2008-09-22 16:06:00

by Hans-Peter Jansen

[permalink] [raw]
Subject: Re: [NFS] blocks of zeros (NULLs) in NFS files in kernels >= 2.6.20

Hi Aaron, hi NFS hackers,

Am Donnerstag, 11. September 2008 schrieb Aaron Straus:
> Hi,
> On Sep 11 01:48 PM, Chuck Lever wrote:
> > Were you able to modify your writer to do real fsync system calls? If
> > so, did it help? That would be a useful data point.
> Yes/Yes. Please see the attached tarball sync-test.tar.bz2.
> Inside you'll find the modified writer: writer_sync.py
> That will call fsync on the file descriptor after each write.
> Also I added the strace and wireshark data for the sync and nosync
> cases.
> Note these are all tested with latest linus git:
> d1c6d2e547148c5aa0c0a4ff6aac82f7c6da1d8b
> > Practically speaking this is often not enough for typical
> > applications, so NFS client implementations go to further (non-
> > standard) efforts to behave like a local file system. This is simply
> > a question of whether we can address this while not creating
> > performance or correctness issues for other common use cases.
> Yep, I agree. I'm not saying what we do now is "wrong" per the RFC
> (writing the file out of order). It's just different from what we've
> done in the past (and somewhat unexpected).
> I'm still hoping there is a simple fix... but maybe not... :(

For what is worth, this behavior is visible in bog standard writing/reading
files, (log files in my case, via the python logging package). It obviously
deviates from local filesystem behavior, and former state of the linux
nfs-client. Should we add patches to less, tail, and all other instruments
for watching/analysing log files (just to pick the tip of the ice rock) in
order to throw away runs of zeros, when reading from nfs mounted files? Or
should we ask their maintainers to add locking code for the nfs "read
files, which are written at the same time" case, just to work around
__some__ of the consequences of this bug?
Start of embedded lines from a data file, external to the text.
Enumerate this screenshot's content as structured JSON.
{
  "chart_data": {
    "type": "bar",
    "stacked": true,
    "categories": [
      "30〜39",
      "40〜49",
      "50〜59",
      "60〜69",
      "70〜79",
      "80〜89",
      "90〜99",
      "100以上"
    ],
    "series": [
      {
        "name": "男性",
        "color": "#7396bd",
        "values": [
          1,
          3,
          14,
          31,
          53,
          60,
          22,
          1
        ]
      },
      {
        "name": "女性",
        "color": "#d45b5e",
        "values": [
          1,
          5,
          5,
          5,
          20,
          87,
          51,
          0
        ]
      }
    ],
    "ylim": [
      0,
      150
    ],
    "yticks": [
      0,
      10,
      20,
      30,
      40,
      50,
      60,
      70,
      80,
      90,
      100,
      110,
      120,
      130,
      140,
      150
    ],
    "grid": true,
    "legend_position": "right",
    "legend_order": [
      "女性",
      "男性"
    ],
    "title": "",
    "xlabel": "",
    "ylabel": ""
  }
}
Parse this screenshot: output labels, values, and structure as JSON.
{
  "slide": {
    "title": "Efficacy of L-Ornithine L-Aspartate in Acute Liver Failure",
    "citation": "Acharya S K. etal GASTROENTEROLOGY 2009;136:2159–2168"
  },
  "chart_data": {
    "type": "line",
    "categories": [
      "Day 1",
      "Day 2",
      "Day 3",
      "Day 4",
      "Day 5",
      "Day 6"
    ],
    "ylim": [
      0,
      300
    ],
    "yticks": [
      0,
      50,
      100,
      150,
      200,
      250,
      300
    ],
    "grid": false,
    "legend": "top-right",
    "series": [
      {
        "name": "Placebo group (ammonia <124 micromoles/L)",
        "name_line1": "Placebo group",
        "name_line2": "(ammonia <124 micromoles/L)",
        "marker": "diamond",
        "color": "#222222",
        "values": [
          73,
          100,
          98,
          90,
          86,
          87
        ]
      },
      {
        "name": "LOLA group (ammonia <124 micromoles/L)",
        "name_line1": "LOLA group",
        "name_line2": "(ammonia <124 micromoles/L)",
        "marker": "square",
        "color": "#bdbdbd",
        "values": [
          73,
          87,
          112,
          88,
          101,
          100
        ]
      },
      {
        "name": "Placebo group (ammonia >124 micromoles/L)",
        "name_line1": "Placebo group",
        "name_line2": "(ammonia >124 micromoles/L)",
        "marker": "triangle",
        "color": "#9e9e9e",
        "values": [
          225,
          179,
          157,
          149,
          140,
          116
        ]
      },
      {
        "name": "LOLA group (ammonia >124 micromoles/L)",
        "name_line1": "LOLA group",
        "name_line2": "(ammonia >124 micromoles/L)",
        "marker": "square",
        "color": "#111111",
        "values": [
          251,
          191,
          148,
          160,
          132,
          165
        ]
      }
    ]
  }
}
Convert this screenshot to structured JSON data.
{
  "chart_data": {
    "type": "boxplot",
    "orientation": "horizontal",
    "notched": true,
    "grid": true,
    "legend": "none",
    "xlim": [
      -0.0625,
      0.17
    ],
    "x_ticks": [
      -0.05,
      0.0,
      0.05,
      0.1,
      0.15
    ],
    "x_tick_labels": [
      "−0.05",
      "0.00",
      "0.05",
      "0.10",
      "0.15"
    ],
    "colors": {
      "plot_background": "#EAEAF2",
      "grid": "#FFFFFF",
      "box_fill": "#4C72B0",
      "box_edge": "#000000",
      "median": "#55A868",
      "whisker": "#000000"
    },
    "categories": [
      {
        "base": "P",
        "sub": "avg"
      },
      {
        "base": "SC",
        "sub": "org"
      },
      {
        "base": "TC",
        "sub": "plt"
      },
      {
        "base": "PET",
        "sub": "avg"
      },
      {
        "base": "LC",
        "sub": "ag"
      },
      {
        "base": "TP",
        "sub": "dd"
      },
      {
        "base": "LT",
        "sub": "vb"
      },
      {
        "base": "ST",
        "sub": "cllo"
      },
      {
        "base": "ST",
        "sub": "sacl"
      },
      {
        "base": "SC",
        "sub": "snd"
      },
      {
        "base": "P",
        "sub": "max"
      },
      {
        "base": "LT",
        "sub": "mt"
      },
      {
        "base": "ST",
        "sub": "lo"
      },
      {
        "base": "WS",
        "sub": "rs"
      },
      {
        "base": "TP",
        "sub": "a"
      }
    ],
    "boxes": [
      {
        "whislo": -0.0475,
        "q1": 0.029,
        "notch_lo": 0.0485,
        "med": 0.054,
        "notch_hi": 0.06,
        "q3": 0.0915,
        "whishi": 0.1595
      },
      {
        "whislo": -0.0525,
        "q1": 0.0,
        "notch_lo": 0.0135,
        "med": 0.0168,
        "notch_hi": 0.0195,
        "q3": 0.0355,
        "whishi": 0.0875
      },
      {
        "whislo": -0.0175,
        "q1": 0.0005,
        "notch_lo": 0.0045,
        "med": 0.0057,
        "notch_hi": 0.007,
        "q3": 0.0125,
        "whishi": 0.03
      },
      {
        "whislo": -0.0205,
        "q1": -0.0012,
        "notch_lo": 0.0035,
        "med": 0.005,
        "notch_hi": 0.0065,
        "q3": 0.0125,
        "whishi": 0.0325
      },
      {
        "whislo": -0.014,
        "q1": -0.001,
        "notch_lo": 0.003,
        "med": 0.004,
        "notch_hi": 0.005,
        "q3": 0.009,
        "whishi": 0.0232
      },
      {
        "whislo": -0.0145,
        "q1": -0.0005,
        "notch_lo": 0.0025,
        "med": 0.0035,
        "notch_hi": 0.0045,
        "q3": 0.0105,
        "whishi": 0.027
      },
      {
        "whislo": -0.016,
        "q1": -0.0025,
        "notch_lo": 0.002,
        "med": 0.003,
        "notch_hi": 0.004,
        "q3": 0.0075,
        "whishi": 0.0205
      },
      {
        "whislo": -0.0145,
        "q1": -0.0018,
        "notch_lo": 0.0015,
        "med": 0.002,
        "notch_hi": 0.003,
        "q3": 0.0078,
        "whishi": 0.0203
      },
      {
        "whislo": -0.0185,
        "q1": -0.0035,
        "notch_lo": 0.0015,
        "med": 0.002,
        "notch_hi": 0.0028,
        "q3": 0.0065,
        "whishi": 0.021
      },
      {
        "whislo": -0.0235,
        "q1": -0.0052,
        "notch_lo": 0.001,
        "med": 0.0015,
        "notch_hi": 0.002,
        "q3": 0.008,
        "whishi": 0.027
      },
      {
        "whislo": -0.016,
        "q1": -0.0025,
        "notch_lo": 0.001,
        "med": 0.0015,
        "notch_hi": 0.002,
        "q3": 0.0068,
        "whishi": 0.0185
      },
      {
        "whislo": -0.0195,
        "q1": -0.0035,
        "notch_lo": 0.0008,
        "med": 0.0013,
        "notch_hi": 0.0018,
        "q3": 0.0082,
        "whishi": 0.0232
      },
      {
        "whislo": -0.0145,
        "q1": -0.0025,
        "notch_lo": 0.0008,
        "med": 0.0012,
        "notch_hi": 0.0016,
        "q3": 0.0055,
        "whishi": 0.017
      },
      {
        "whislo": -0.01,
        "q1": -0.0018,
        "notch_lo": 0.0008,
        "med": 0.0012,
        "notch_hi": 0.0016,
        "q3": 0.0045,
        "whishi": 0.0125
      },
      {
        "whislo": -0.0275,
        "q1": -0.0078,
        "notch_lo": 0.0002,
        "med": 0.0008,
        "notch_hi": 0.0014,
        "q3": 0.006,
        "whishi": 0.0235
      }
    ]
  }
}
Imagine, how ugly this is going
to look!

The whole issue is what I call a major regression, thus I strongly ask for a
reply from Trond on this matter.

I even vote for sending a revert request for this hunk to the stable team,
where it is applicable, after Trond sorted it out (for 2.6.27?).

Thanks, Aaron and Chuck for the detailed analysis - it demystified a wired
behavior, I observed here. When you're in a process to get real work done
in a fixed timeline, such things could make you mad..